La 61ème de la Commission de la condition de la femme a lieu à New York du 13 au 24 mars. Cette année l’autonomisation économique des femmes dans un monde du travail en pleine évolution en est le thème principal. Intervention de Béatrice Ouin, déléguée femmes de la CFDT de juillet 1985 à décembre 1994 et ancienne membre du Conseil économique et social européen, rapporteure en 2014 de l’avis « Développer les services à la famille pour augmenter les taux d’emploi et promouvoir l’égalité entre les hommes et les femmes au travail. »

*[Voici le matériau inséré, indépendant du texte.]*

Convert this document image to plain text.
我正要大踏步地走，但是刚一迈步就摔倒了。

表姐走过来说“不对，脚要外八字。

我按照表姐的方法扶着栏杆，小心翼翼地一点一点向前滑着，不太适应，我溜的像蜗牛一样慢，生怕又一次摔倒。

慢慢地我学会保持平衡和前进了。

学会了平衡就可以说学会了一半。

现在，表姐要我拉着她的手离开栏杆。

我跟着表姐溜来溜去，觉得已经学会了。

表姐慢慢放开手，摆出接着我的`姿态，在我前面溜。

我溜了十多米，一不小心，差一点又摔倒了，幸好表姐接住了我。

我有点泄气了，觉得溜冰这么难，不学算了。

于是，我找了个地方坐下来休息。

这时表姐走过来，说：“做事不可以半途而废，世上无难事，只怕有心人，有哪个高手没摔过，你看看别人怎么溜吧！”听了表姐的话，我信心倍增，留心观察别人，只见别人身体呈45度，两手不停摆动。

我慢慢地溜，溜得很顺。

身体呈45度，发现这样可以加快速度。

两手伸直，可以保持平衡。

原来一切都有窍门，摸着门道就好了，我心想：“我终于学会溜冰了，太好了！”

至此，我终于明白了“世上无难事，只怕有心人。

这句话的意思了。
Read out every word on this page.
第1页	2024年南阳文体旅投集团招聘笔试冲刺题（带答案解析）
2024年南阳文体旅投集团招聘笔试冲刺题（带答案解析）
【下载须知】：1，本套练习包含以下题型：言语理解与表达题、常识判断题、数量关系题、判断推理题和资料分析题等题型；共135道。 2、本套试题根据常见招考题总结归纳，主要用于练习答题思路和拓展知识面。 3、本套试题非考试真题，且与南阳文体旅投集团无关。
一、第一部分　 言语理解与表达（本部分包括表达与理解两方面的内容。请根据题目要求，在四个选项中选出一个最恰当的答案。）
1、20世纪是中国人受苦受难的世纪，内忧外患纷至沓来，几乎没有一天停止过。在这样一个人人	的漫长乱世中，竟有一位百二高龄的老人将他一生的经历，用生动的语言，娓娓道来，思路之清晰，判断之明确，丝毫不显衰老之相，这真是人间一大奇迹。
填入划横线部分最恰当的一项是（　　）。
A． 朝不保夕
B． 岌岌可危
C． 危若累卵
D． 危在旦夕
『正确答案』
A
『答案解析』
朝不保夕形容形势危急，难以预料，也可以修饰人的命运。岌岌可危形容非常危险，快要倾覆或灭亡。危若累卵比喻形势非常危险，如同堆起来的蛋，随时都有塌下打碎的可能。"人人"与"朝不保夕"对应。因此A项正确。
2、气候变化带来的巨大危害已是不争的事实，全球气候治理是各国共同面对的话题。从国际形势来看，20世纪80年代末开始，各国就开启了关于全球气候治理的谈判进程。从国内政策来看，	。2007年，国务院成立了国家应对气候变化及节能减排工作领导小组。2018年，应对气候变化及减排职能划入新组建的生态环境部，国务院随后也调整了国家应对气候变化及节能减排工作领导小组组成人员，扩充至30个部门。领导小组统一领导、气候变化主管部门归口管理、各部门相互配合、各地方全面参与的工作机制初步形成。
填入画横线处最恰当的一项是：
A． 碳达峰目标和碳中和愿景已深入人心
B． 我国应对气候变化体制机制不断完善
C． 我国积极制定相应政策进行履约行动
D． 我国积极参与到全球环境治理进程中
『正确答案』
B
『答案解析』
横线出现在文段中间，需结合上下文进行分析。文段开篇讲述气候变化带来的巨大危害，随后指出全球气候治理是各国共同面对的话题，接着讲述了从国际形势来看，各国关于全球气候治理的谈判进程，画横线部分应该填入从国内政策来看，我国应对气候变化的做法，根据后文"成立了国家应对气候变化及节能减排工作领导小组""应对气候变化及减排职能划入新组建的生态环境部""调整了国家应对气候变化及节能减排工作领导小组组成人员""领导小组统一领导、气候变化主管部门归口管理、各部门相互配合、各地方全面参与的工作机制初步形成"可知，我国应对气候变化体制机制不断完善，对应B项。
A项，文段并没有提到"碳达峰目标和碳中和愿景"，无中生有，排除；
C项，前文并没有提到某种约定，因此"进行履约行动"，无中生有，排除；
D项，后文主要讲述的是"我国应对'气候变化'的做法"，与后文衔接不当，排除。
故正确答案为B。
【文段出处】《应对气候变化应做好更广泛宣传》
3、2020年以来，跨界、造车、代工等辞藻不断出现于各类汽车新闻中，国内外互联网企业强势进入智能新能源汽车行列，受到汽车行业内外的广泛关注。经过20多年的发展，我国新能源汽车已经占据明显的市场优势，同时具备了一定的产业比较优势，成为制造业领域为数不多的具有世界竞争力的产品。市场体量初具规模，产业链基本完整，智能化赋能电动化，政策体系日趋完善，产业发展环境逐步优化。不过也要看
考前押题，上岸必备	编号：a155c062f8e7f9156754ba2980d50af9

D’où venons-nous ? Héritage des rôles sociaux

Sans remonter au Moyen-âge, jusqu’aux années 70 du siècle dernier, il y avait un contrat social entre les sexes : dans une famille, l’homme travaillait à l’extérieur et rapportait le salaire, et ce salaire devait pouvoir financer le temps plein de la femme qui ne travaillait pas disait-on mais passait ses journées à s’occuper du linge, des repas, du ménage, des enfants, des malades, des personnes handicapées et âgées. L’inégalité des salaires entre hommes et femmes était justifiée par le fait que l’homme devait entretenir sa famille.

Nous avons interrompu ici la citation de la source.